What fun can be had with lambda-definitions?

You can use them for control flow. For example, in Smalltalk, the "ifTrue:ifFalse:" method is a method on Boolean objects, with a different implementation on each of True and False classes. The expression

someBoolean ifTrue: [self doSomething] ifFalse: [self doSomethingElse]

uses two closures---blocks, in [square brackets] in Smalltalk syntax---one for the true branch, and one for the false branch. The implementation of "ifTrue:ifFalse:" for instances of class True is

ifTrue: block1 ifFalse: block2
    ^ block1 value

and for class False:

ifTrue: block1 ifFalse: block2
    ^ block2 value

Closures, here, are used to delay evaluation so that a decision about control flow can be taken, without any specialised syntax at all (besides the syntax for blocks).

Haskell is a little different, with its lazy evaluation model effectively automatically producing the effect of closures in many cases, but in Scheme you end up using lambdas for control flow a lot. For example, here is a utility to retrieve a value from an association-list, supplying an optionally-computed default in the case where the value is not present:

(define (assq/default key lst default-thunk)
  (cond
    ((null? lst) (default-thunk)) ;; actually invoke the default-value-producer
    ((eq? (caar lst) key) (car lst))
    (else (assq/default key (cdr lst) default-thunk))))

It would be called like this:

(assq/default 'mykey my-alist (lambda () (+ 3 4 5)))

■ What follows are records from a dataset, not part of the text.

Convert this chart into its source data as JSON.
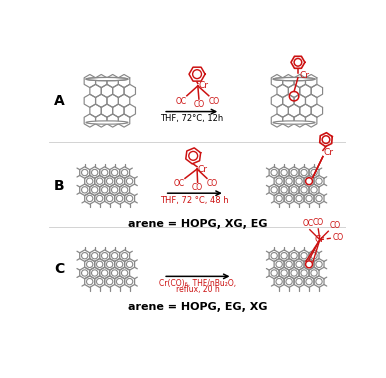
{
  "background_color": "#ffffff",
  "red_color": "#cc1111",
  "black_color": "#000000",
  "gray_color": "#888888",
  "label_A": "A",
  "label_B": "B",
  "label_C": "C",
  "text_A_arrow": "THF, 72°C, 12h",
  "text_B_arrow": "THF, 72 °C, 48 h",
  "text_B_bottom": "arene = HOPG, XG, EG",
  "text_C_arrow1": "Cr(CO)₆, THF/nBu₂O,",
  "text_C_arrow2": "reflux, 20 h",
  "text_C_bottom": "arene = HOPG, EG, XG"
}
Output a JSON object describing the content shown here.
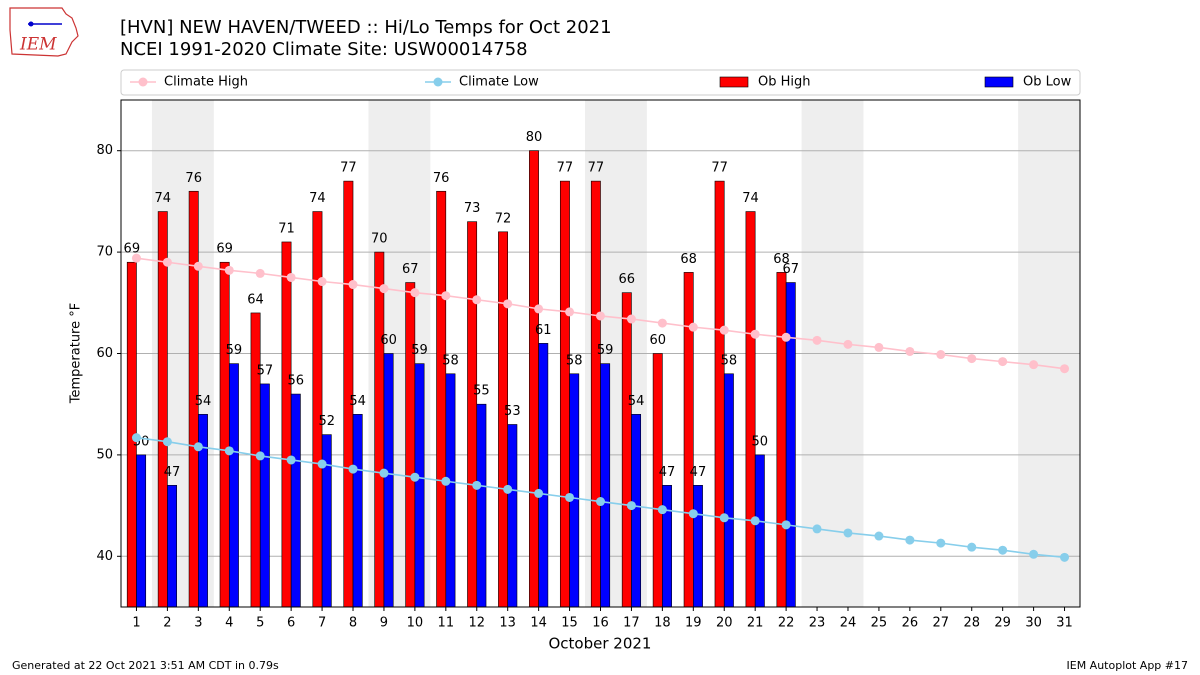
{
  "chart_data": {
    "type": "bar",
    "title": "[HVN] NEW HAVEN/TWEED :: Hi/Lo Temps for Oct 2021",
    "subtitle": "NCEI 1991-2020 Climate Site: USW00014758",
    "logo_text": "IEM",
    "x_label": "October 2021",
    "y_label": "Temperature °F",
    "footer_left": "Generated at 22 Oct 2021 3:51 AM CDT in 0.79s",
    "footer_right": "IEM Autoplot App #17",
    "x": [
      1,
      2,
      3,
      4,
      5,
      6,
      7,
      8,
      9,
      10,
      11,
      12,
      13,
      14,
      15,
      16,
      17,
      18,
      19,
      20,
      21,
      22,
      23,
      24,
      25,
      26,
      27,
      28,
      29,
      30,
      31
    ],
    "series": [
      {
        "name": "Climate High",
        "kind": "line",
        "color": "#ffc0cb",
        "values": [
          69.4,
          69.0,
          68.6,
          68.2,
          67.9,
          67.5,
          67.1,
          66.8,
          66.4,
          66.0,
          65.7,
          65.3,
          64.9,
          64.4,
          64.1,
          63.7,
          63.4,
          63.0,
          62.6,
          62.3,
          61.9,
          61.6,
          61.3,
          60.9,
          60.6,
          60.2,
          59.9,
          59.5,
          59.2,
          58.9,
          58.5
        ]
      },
      {
        "name": "Climate Low",
        "kind": "line",
        "color": "#87ceeb",
        "values": [
          51.7,
          51.3,
          50.8,
          50.4,
          49.9,
          49.5,
          49.1,
          48.6,
          48.2,
          47.8,
          47.4,
          47.0,
          46.6,
          46.2,
          45.8,
          45.4,
          45.0,
          44.6,
          44.2,
          43.8,
          43.5,
          43.1,
          42.7,
          42.3,
          42.0,
          41.6,
          41.3,
          40.9,
          40.6,
          40.2,
          39.9
        ]
      },
      {
        "name": "Ob High",
        "kind": "bar",
        "color": "#ff0000",
        "values": [
          69,
          74,
          76,
          69,
          64,
          71,
          74,
          77,
          70,
          67,
          76,
          73,
          72,
          80,
          77,
          77,
          66,
          60,
          68,
          77,
          74,
          68,
          null,
          null,
          null,
          null,
          null,
          null,
          null,
          null,
          null
        ]
      },
      {
        "name": "Ob Low",
        "kind": "bar",
        "color": "#0000ff",
        "values": [
          50,
          47,
          54,
          59,
          57,
          56,
          52,
          54,
          60,
          59,
          58,
          55,
          53,
          61,
          58,
          59,
          54,
          47,
          47,
          58,
          50,
          67,
          null,
          null,
          null,
          null,
          null,
          null,
          null,
          null,
          null
        ]
      }
    ],
    "shaded_ranges": [
      [
        1.5,
        3.5
      ],
      [
        8.5,
        10.5
      ],
      [
        15.5,
        17.5
      ],
      [
        22.5,
        24.5
      ],
      [
        29.5,
        31.5
      ]
    ],
    "xlim": [
      0.5,
      31.5
    ],
    "xticks": [
      1,
      2,
      3,
      4,
      5,
      6,
      7,
      8,
      9,
      10,
      11,
      12,
      13,
      14,
      15,
      16,
      17,
      18,
      19,
      20,
      21,
      22,
      23,
      24,
      25,
      26,
      27,
      28,
      29,
      30,
      31
    ],
    "ylim": [
      35,
      85
    ],
    "yticks": [
      40,
      50,
      60,
      70,
      80
    ],
    "grid": true,
    "legend": "top"
  }
}
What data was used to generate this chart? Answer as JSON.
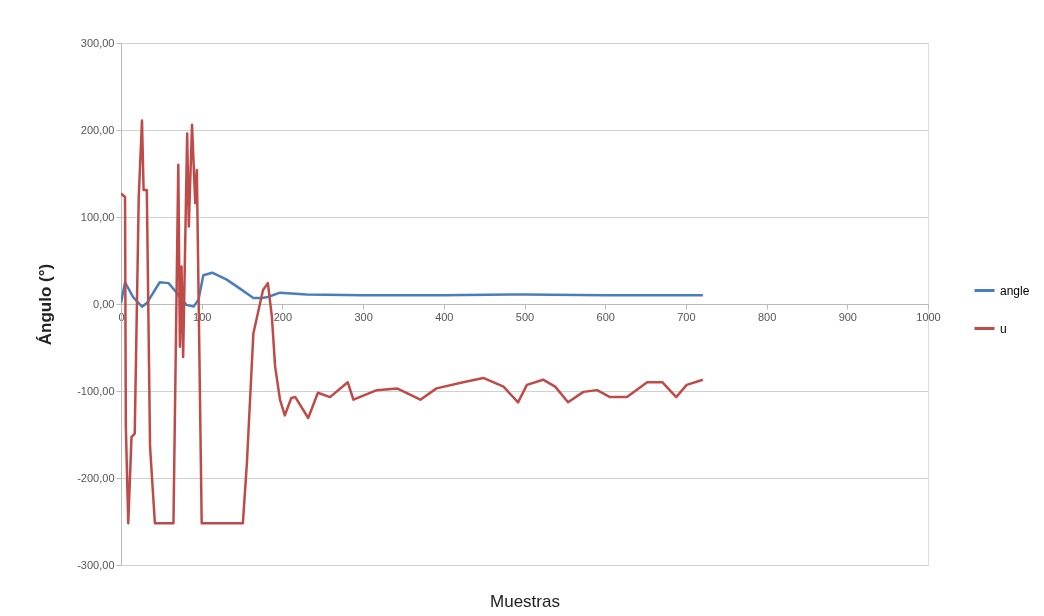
{
  "chart_data": {
    "type": "line",
    "xlabel": "Muestras",
    "ylabel": "Ángulo (°)",
    "xlim": [
      0,
      1000
    ],
    "xticks": [
      0,
      100,
      200,
      300,
      400,
      500,
      600,
      700,
      800,
      900,
      1000
    ],
    "ylim": [
      -300,
      300
    ],
    "yticks": [
      {
        "value": -300,
        "label": "-300,00"
      },
      {
        "value": -200,
        "label": "-200,00"
      },
      {
        "value": -100,
        "label": "-100,00"
      },
      {
        "value": 0,
        "label": "0,00"
      },
      {
        "value": 100,
        "label": "100,00"
      },
      {
        "value": 200,
        "label": "200,00"
      },
      {
        "value": 300,
        "label": "300,00"
      }
    ],
    "grid": "y",
    "legend": "right",
    "marker": "none",
    "line_style": "solid",
    "series": [
      {
        "name": "angle",
        "color": "#4a7ebb",
        "x": [
          0,
          5,
          15,
          26,
          32,
          48,
          59,
          69,
          81,
          90,
          96,
          102,
          113,
          131,
          147,
          164,
          175,
          182,
          197,
          230,
          300,
          400,
          500,
          600,
          700,
          721
        ],
        "values": [
          1,
          25,
          8,
          -3,
          1,
          25,
          24,
          13,
          -1,
          -3,
          5,
          33,
          36,
          28,
          18,
          7,
          7,
          8,
          13,
          11,
          10,
          10,
          11,
          10,
          10,
          10
        ]
      },
      {
        "name": "u",
        "color": "#be4b48",
        "x": [
          0,
          5,
          6,
          9,
          13,
          17,
          22,
          26,
          28,
          32,
          36,
          42,
          65,
          71,
          73,
          75,
          77,
          82,
          84,
          88,
          92,
          94,
          100,
          151,
          156,
          164,
          176,
          182,
          187,
          191,
          197,
          203,
          211,
          216,
          232,
          244,
          259,
          281,
          288,
          317,
          342,
          371,
          391,
          424,
          449,
          474,
          492,
          503,
          523,
          538,
          554,
          573,
          590,
          606,
          627,
          652,
          671,
          688,
          701,
          721
        ],
        "values": [
          127,
          123,
          -141,
          -252,
          -153,
          -149,
          123,
          211,
          131,
          131,
          -164,
          -252,
          -252,
          160,
          -49,
          43,
          -61,
          196,
          89,
          206,
          116,
          154,
          -252,
          -252,
          -183,
          -34,
          16,
          24,
          -15,
          -72,
          -110,
          -128,
          -108,
          -107,
          -131,
          -102,
          -107,
          -90,
          -110,
          -99,
          -97,
          -110,
          -97,
          -90,
          -85,
          -95,
          -113,
          -93,
          -87,
          -95,
          -113,
          -101,
          -99,
          -107,
          -107,
          -90,
          -90,
          -107,
          -93,
          -87
        ]
      }
    ]
  }
}
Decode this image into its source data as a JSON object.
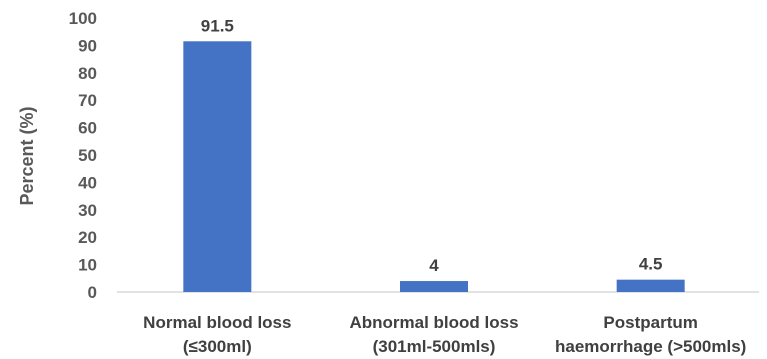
{
  "chart_data": {
    "type": "bar",
    "categories": [
      [
        "Normal blood loss",
        "(≤300ml)"
      ],
      [
        "Abnormal blood loss",
        "(301ml-500mls)"
      ],
      [
        "Postpartum",
        "haemorrhage (>500mls)"
      ]
    ],
    "values": [
      91.5,
      4,
      4.5
    ],
    "data_labels": [
      "91.5",
      "4",
      "4.5"
    ],
    "title": "",
    "xlabel": "",
    "ylabel": "Percent (%)",
    "ylim": [
      0,
      100
    ],
    "yticks": [
      0,
      10,
      20,
      30,
      40,
      50,
      60,
      70,
      80,
      90,
      100
    ],
    "grid": false,
    "bar_color": "#4472C4",
    "axis_color": "#D9D9D9"
  }
}
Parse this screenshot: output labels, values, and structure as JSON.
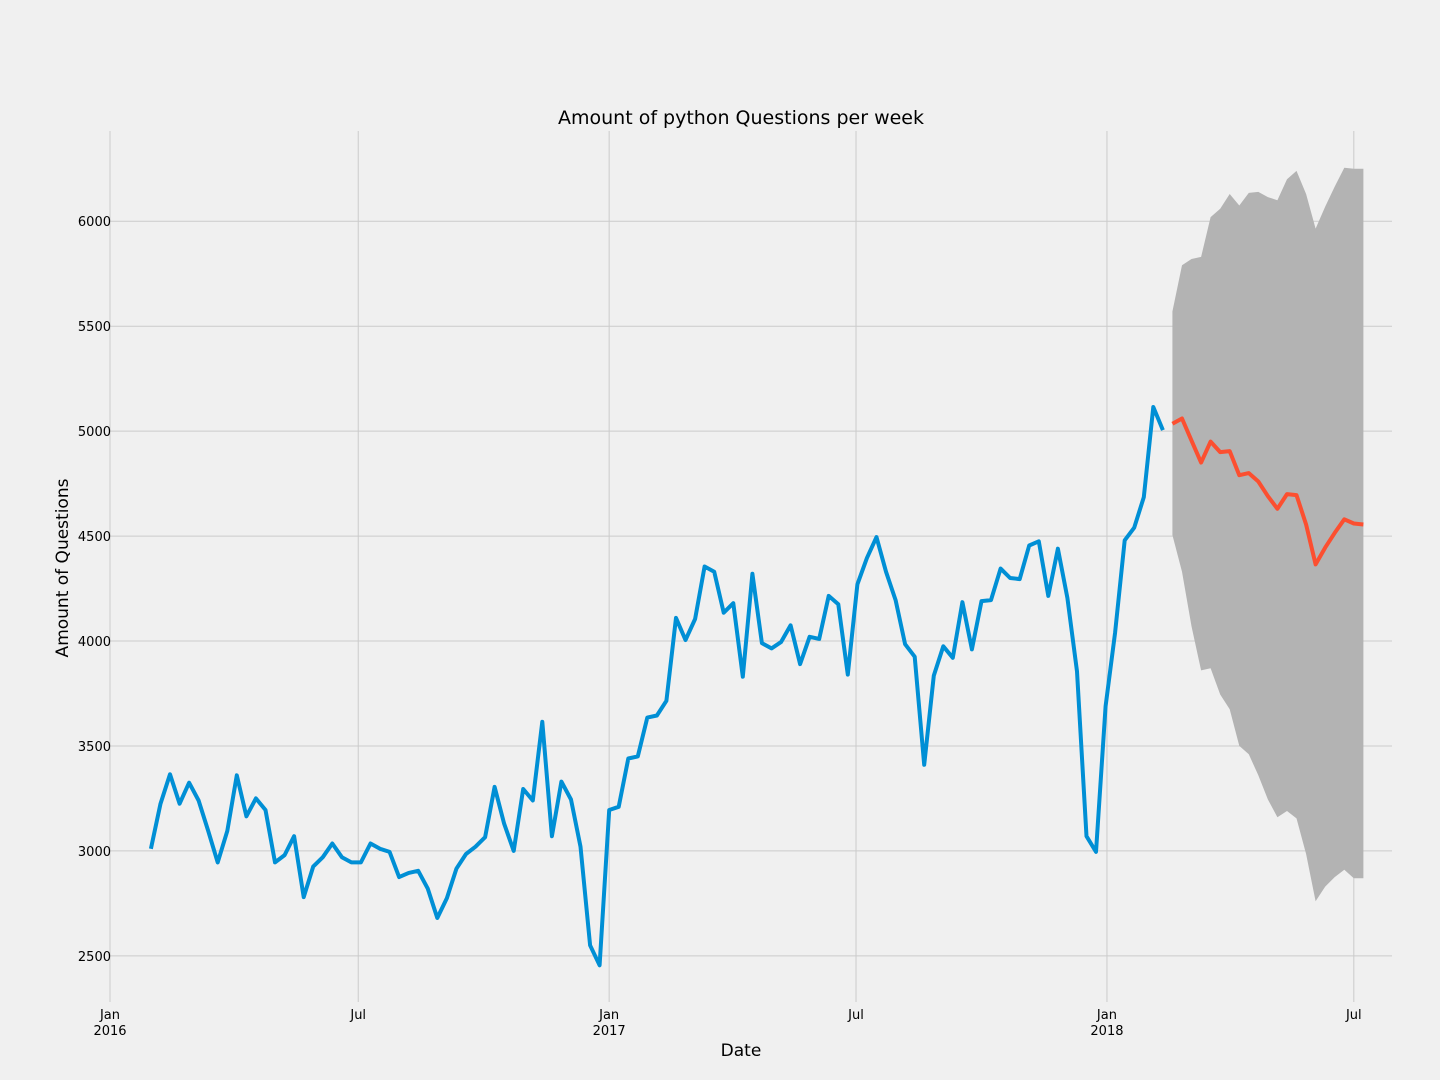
{
  "chart_data": {
    "type": "line",
    "title": "Amount of python Questions per week",
    "xlabel": "Date",
    "ylabel": "Amount of Questions",
    "x_axis": "date",
    "xlim": [
      "2016-01-01",
      "2018-07-29"
    ],
    "ylim": [
      2280,
      6430
    ],
    "grid": true,
    "colors": {
      "background": "#f0f0f0",
      "grid": "#cbcbcb",
      "observed": "#008fd5",
      "forecast": "#fc4f30",
      "confidence": "#b3b3b3"
    },
    "x_ticks": [
      {
        "date": "2016-01-01",
        "label": "Jan",
        "label2": "2016"
      },
      {
        "date": "2016-07-01",
        "label": "Jul",
        "label2": ""
      },
      {
        "date": "2017-01-01",
        "label": "Jan",
        "label2": "2017"
      },
      {
        "date": "2017-07-01",
        "label": "Jul",
        "label2": ""
      },
      {
        "date": "2018-01-01",
        "label": "Jan",
        "label2": "2018"
      },
      {
        "date": "2018-07-01",
        "label": "Jul",
        "label2": ""
      }
    ],
    "y_ticks": [
      2500,
      3000,
      3500,
      4000,
      4500,
      5000,
      5500,
      6000
    ],
    "series": [
      {
        "role": "observed",
        "x": [
          "2016-01-31",
          "2016-02-07",
          "2016-02-14",
          "2016-02-21",
          "2016-02-28",
          "2016-03-06",
          "2016-03-13",
          "2016-03-20",
          "2016-03-27",
          "2016-04-03",
          "2016-04-10",
          "2016-04-17",
          "2016-04-24",
          "2016-05-01",
          "2016-05-08",
          "2016-05-15",
          "2016-05-22",
          "2016-05-29",
          "2016-06-05",
          "2016-06-12",
          "2016-06-19",
          "2016-06-26",
          "2016-07-03",
          "2016-07-10",
          "2016-07-17",
          "2016-07-24",
          "2016-07-31",
          "2016-08-07",
          "2016-08-14",
          "2016-08-21",
          "2016-08-28",
          "2016-09-04",
          "2016-09-11",
          "2016-09-18",
          "2016-09-25",
          "2016-10-02",
          "2016-10-09",
          "2016-10-16",
          "2016-10-23",
          "2016-10-30",
          "2016-11-06",
          "2016-11-13",
          "2016-11-20",
          "2016-11-27",
          "2016-12-04",
          "2016-12-11",
          "2016-12-18",
          "2016-12-25",
          "2017-01-01",
          "2017-01-08",
          "2017-01-15",
          "2017-01-22",
          "2017-01-29",
          "2017-02-05",
          "2017-02-12",
          "2017-02-19",
          "2017-02-26",
          "2017-03-05",
          "2017-03-12",
          "2017-03-19",
          "2017-03-26",
          "2017-04-02",
          "2017-04-09",
          "2017-04-16",
          "2017-04-23",
          "2017-04-30",
          "2017-05-07",
          "2017-05-14",
          "2017-05-21",
          "2017-05-28",
          "2017-06-04",
          "2017-06-11",
          "2017-06-18",
          "2017-06-25",
          "2017-07-02",
          "2017-07-09",
          "2017-07-16",
          "2017-07-23",
          "2017-07-30",
          "2017-08-06",
          "2017-08-13",
          "2017-08-20",
          "2017-08-27",
          "2017-09-03",
          "2017-09-10",
          "2017-09-17",
          "2017-09-24",
          "2017-10-01",
          "2017-10-08",
          "2017-10-15",
          "2017-10-22",
          "2017-10-29",
          "2017-11-05",
          "2017-11-12",
          "2017-11-19",
          "2017-11-26",
          "2017-12-03",
          "2017-12-10",
          "2017-12-17",
          "2017-12-24",
          "2017-12-31",
          "2018-01-07",
          "2018-01-14",
          "2018-01-21",
          "2018-01-28",
          "2018-02-04",
          "2018-02-11"
        ],
        "y": [
          3010,
          3225,
          3365,
          3225,
          3325,
          3240,
          3095,
          2945,
          3095,
          3360,
          3165,
          3250,
          3195,
          2945,
          2980,
          3070,
          2780,
          2925,
          2970,
          3035,
          2970,
          2945,
          2945,
          3035,
          3010,
          2995,
          2875,
          2895,
          2905,
          2820,
          2680,
          2775,
          2915,
          2985,
          3020,
          3065,
          3305,
          3130,
          3000,
          3295,
          3240,
          3615,
          3070,
          3330,
          3245,
          3020,
          2550,
          2455,
          3195,
          3210,
          3440,
          3450,
          3635,
          3645,
          3715,
          4110,
          4005,
          4105,
          4355,
          4330,
          4135,
          4180,
          3830,
          4320,
          3990,
          3965,
          3995,
          4075,
          3890,
          4020,
          4010,
          4215,
          4175,
          3840,
          4270,
          4395,
          4495,
          4330,
          4195,
          3985,
          3925,
          3410,
          3835,
          3975,
          3920,
          4185,
          3960,
          4190,
          4195,
          4345,
          4300,
          4295,
          4455,
          4475,
          4215,
          4440,
          4205,
          3855,
          3070,
          2995,
          3690,
          4040,
          4480,
          4540,
          4685,
          5115,
          5005
        ]
      },
      {
        "role": "forecast",
        "x": [
          "2018-02-18",
          "2018-02-25",
          "2018-03-04",
          "2018-03-11",
          "2018-03-18",
          "2018-03-25",
          "2018-04-01",
          "2018-04-08",
          "2018-04-15",
          "2018-04-22",
          "2018-04-29",
          "2018-05-06",
          "2018-05-13",
          "2018-05-20",
          "2018-05-27",
          "2018-06-03",
          "2018-06-10",
          "2018-06-17",
          "2018-06-24",
          "2018-07-01",
          "2018-07-08"
        ],
        "y": [
          5035,
          5060,
          4955,
          4850,
          4950,
          4900,
          4905,
          4790,
          4800,
          4760,
          4690,
          4630,
          4700,
          4695,
          4555,
          4365,
          4445,
          4515,
          4580,
          4560,
          4555
        ],
        "lower": [
          4505,
          4330,
          4070,
          3860,
          3870,
          3745,
          3675,
          3500,
          3460,
          3360,
          3245,
          3160,
          3190,
          3155,
          2985,
          2760,
          2830,
          2875,
          2910,
          2870,
          2870
        ],
        "upper": [
          5570,
          5790,
          5820,
          5830,
          6020,
          6060,
          6130,
          6075,
          6135,
          6140,
          6115,
          6100,
          6200,
          6240,
          6130,
          5965,
          6070,
          6165,
          6255,
          6250,
          6250
        ]
      }
    ]
  }
}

The key here is the use of the lambda to delay computation of the default value until it's actually known to be required.

See also continuation-passing-style, which takes this to an extreme. Javascript, for instance, relies on continuation-passing-style and closures to perform all of its blocking operations (like sleeping, I/O, etc).

ETA: Where I've said closures above, I mean lexically scoped closures. It's the lexical scope that's key, often.

You can make a functional data structure out of lambdas. Here is a simple one - a functional list (Python), supporting add and contains methods:

empty = lambda x : None

def add(lst, item) :
    return lambda x : x == item or lst(x)

def contains(lst, item) :
    return lst(item) or False

I just coded this quickly for fun - notice that you're not allowed to add any falsy values as is. It also is not tail-recursive, as a good functional structure should be. Exercises for the reader!